Thank you for giving me the information.  I don't know the GCC internals, so I
would like to ask how much it would cost to introduce the syntax for pointer
subtractions.  I hope it is not that huge, but I really don't have any idea.



> Note that we've had this (kind of) in the past and it tried to go
> without making pointers escaped at these points but only consider
> casts from integers to pointers as pointing to anything.  But
> that's wrong correctness wise (not then treating the cast to integer
> as escape point).

Treating the cast to integer as escape point is proven-correct by a
machine-checked proof (in Coq) for various standard optimization examples, such
as CP, DCE, dead allocation elimination, etc.  For more detail, please see the
paper above-mentioned.



> I also don't think doing the above would solve the cases of equality
> compares of pointes themselves.  (hopefully undefined)
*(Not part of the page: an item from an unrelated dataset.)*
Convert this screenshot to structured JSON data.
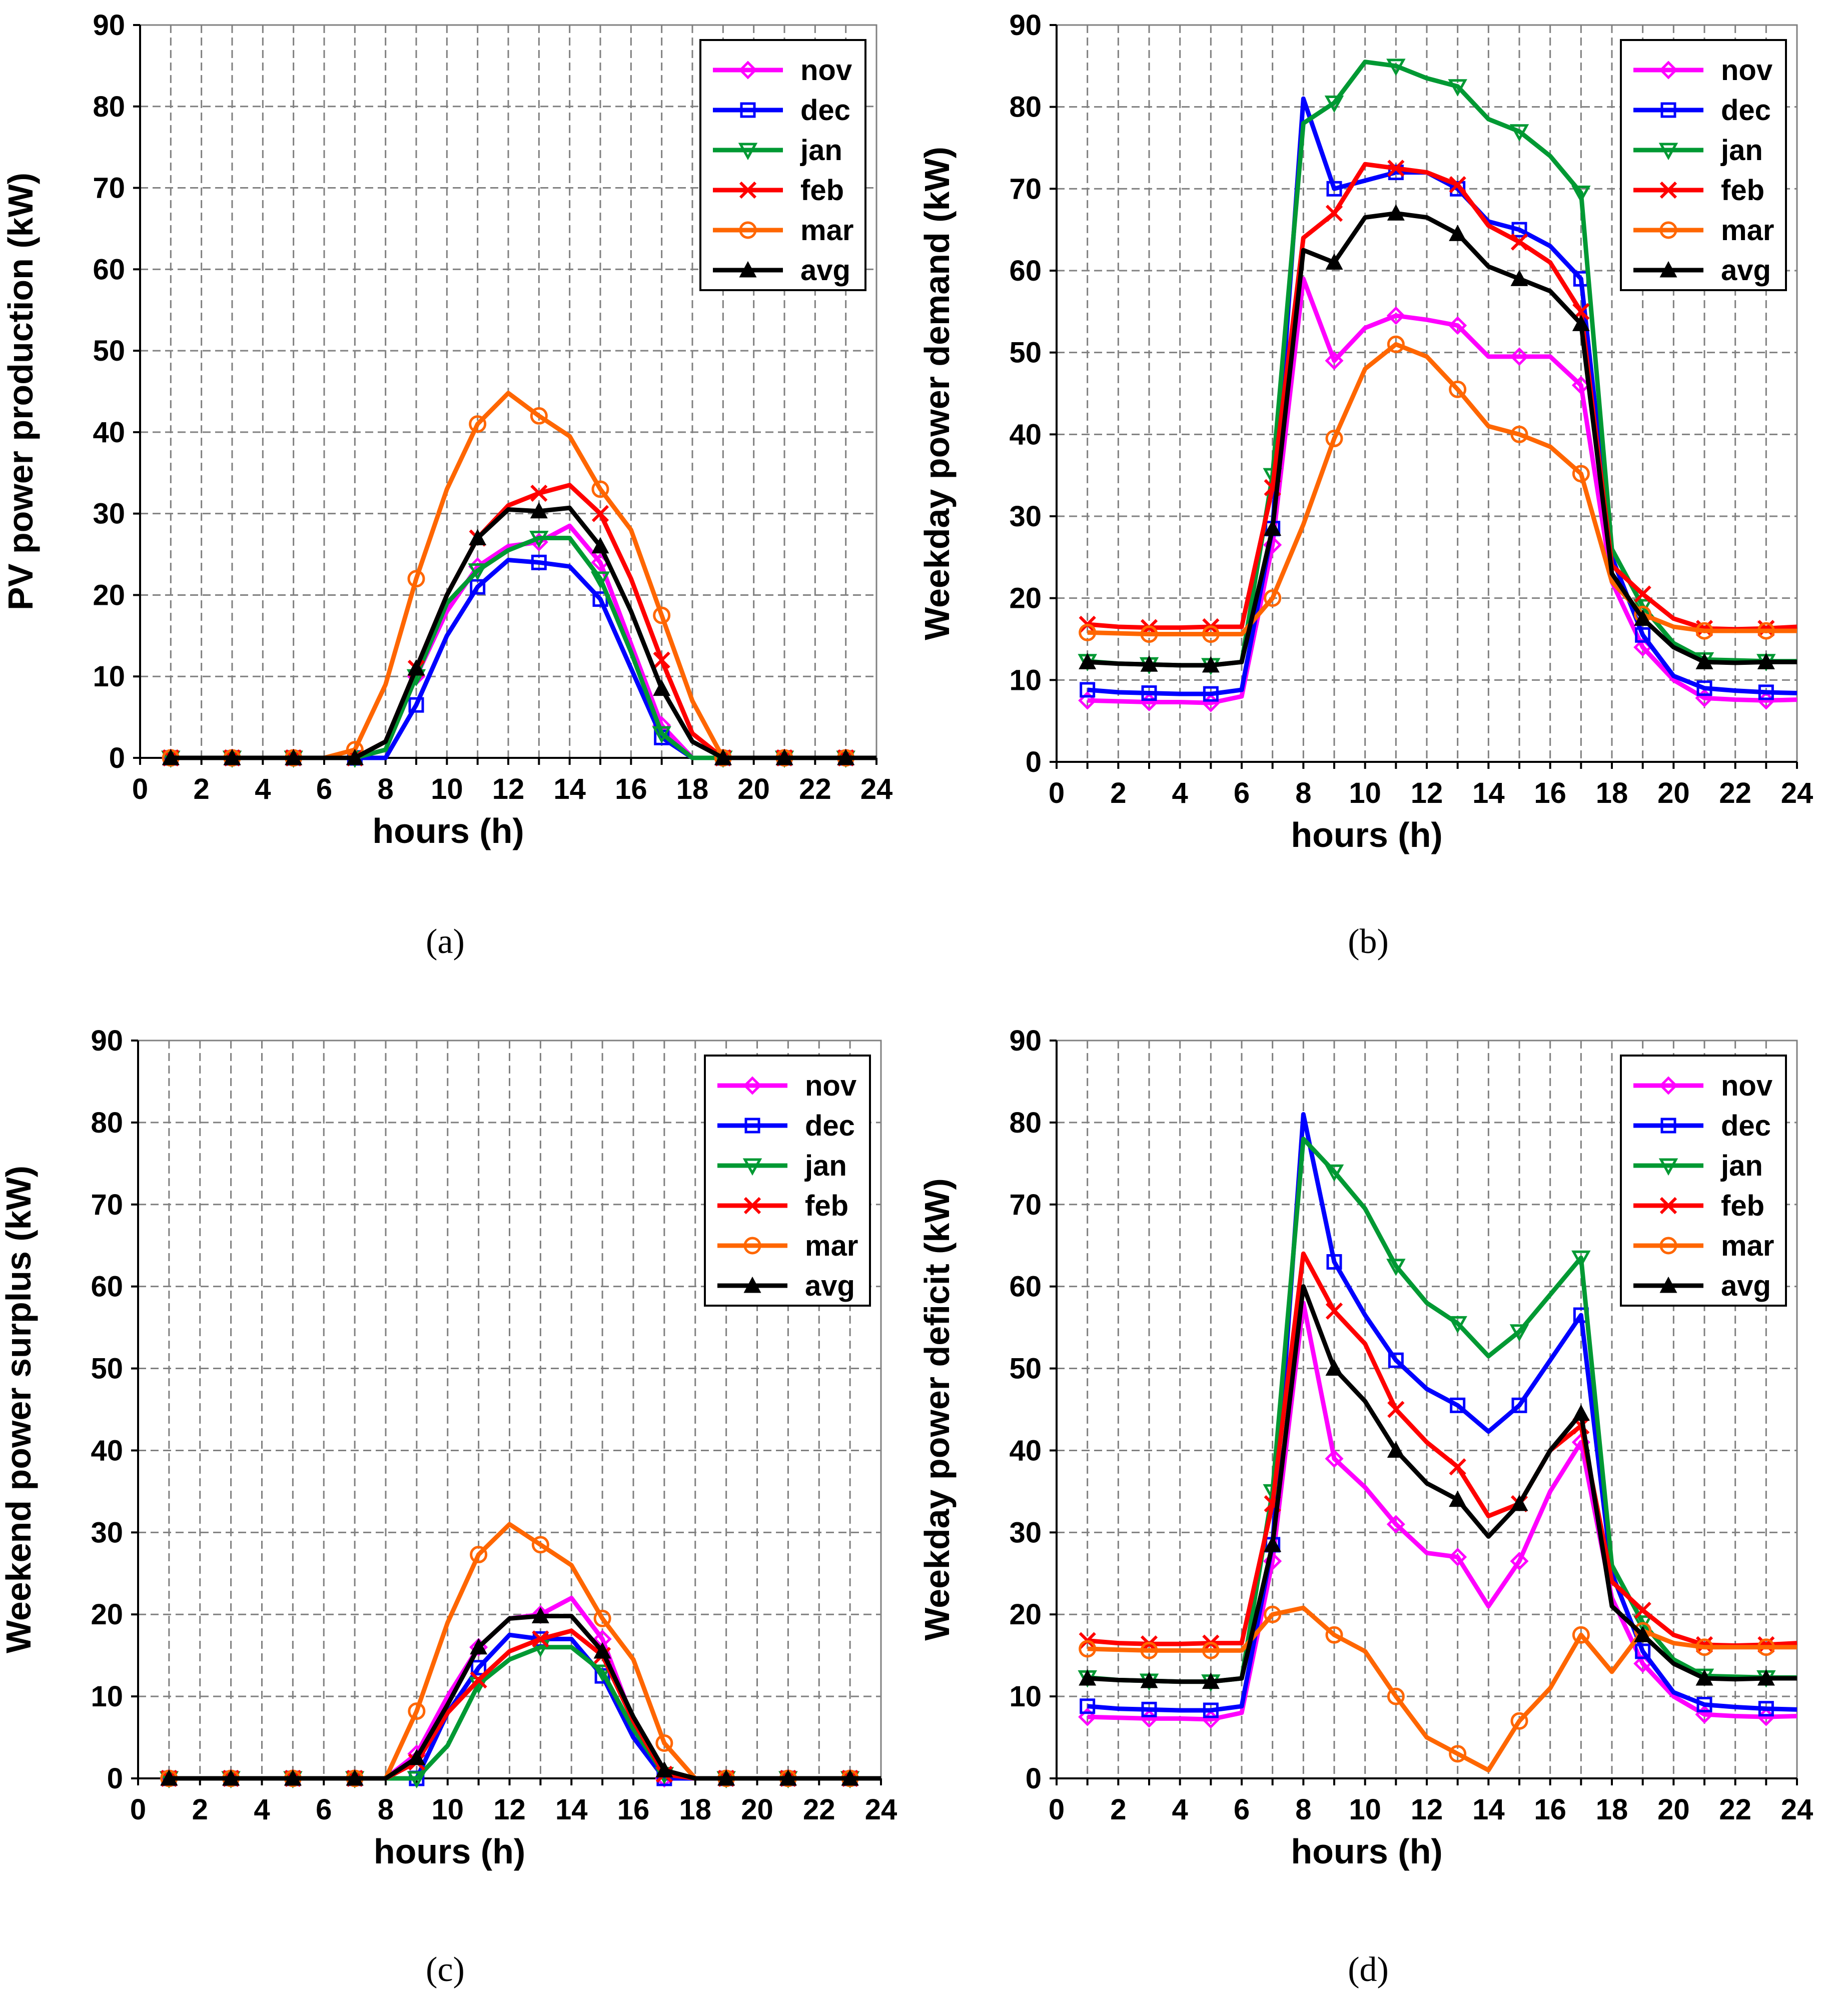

The formal memory model in the paper I mentioned invokes undefined behavior for
the pointer equality comparison example above.  In the formal model, a pointer
is represented as a pair of a memory block identifier (l) and an offset (o). 
(cf. the CompCert memory model)  When a memory is malloc-ed or alloca-ed, a new
memory block identifier is assigned.  A pointer equality, say of (l, o) and
(l', o'), invokes undefined behavior when l != l'.

So for the following example (by Alexander Cherepanov):

#include 
#include 

int main() {
   int y, x = 0;
   int *volatile v = &x;
   int *xp = v;
   int *i = &y + 1;

   if (xp != i) {
 printf("hello\n");
 xp = i;
   }

   printf("%d\n", xp == &x);
}

Say y and x are allocated at l1 and l2, respectively.  Then xp = (l2, 0), and i
= (l1, 4).  Thus comparing xp and i invokes undefined behavior, since l1 != l2.